Manufacturing

Manufacturing

 

Manufacturing businesses are concerned with the same TCO issues as are service and retail firms. In addition, they procure direct materials and incur overhead in the production of their finished goods inventory and other activities required conducting business. Managerial accountants place emphasis on the variance between what something should cost or is expected to cost and what it actually costs. Price variance analyses are often misleading. For example, a favorable price variance may indicate that although the material was less expensive, it was of a lower quality and therefore more was used. If you compare this with an unfavorable labor efficiency variance, it becomes clear that a lower acquisition price may translate into higher production costs. By considering all costs simultaneously, supply management professionals and other members of the product development team can better determine the right specifications for the material and ensure that suppliers meet those guidelines.

 

The accurate allocation of manufacturing overhead is a major factor in calculating the true unit cost of a product. Using the wrong cost driver can make a product seem more or less expensive than it actually is.
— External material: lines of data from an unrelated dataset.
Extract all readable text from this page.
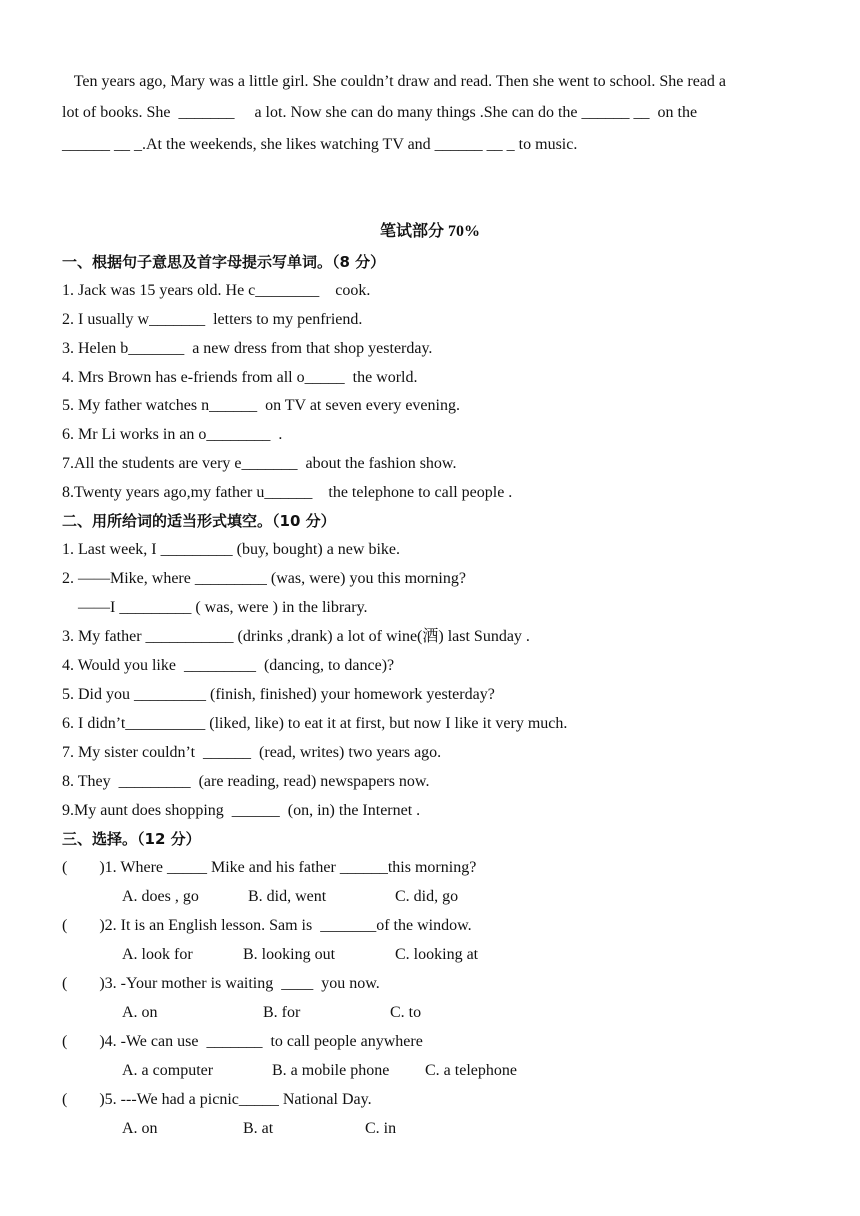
Ten years ago, Mary was a little girl. She couldn’t draw and read. Then she went to school. She read a
lot of books. She  _______     a lot. Now she can do many things .She can do the ______ __  on the
______ __ _.At the weekends, she likes watching TV and ______ __ _ to music.
笔试部分 70%
一、根据句子意思及首字母提示写单词。（8 分）
1. Jack was 15 years old. He c________    cook.
2. I usually w_______  letters to my penfriend.
3. Helen b_______  a new dress from that shop yesterday.
4. Mrs Brown has e-friends from all o_____  the world.
5. My father watches n______  on TV at seven every evening.
6. Mr Li works in an o________  .
7.All the students are very e_______  about the fashion show.
8.Twenty years ago,my father u______    the telephone to call people .
二、用所给词的适当形式填空。（10 分）
1. Last week, I _________ (buy, bought) a new bike.
2. ——Mike, where _________ (was, were) you this morning?
——I _________ ( was, were ) in the library.
3. My father ___________ (drinks ,drank) a lot of wine(酒) last Sunday .
4. Would you like  _________  (dancing, to dance)?
5. Did you _________ (finish, finished) your homework yesterday?
6. I didn’t__________ (liked, like) to eat it at first, but now I like it very much.
7. My sister couldn’t  ______  (read, writes) two years ago.
8. They  _________  (are reading, read) newspapers now.
9.My aunt does shopping  ______  (on, in) the Internet .
三、选择。（12 分）
(        )1. Where _____ Mike and his father ______this morning?
A. does , go	B. did, went	C. did, go
(        )2. It is an English lesson. Sam is  _______of the window.
A. look for	B. looking out	C. looking at
(        )3. -Your mother is waiting  ____  you now.
A. on	B. for	C. to
(        )4. -We can use  _______  to call people anywhere
A. a computer	B. a mobile phone C. a telephone
(        )5. ---We had a picnic_____ National Day.
A. on	B. at	C. in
Activity based costing (ABC), although initially somewhat complicated and expensive to implement, can return long-run benefits by providing more accurate unit cost information that serves as the basis for better decisions. Careful budgeting and procurement of overhead items from the purchase of capital equipment to that of lubricants used in production and the implementation of systems to ensure the timely availability of accurate information are methods used in obtaining the lowest total cost of production.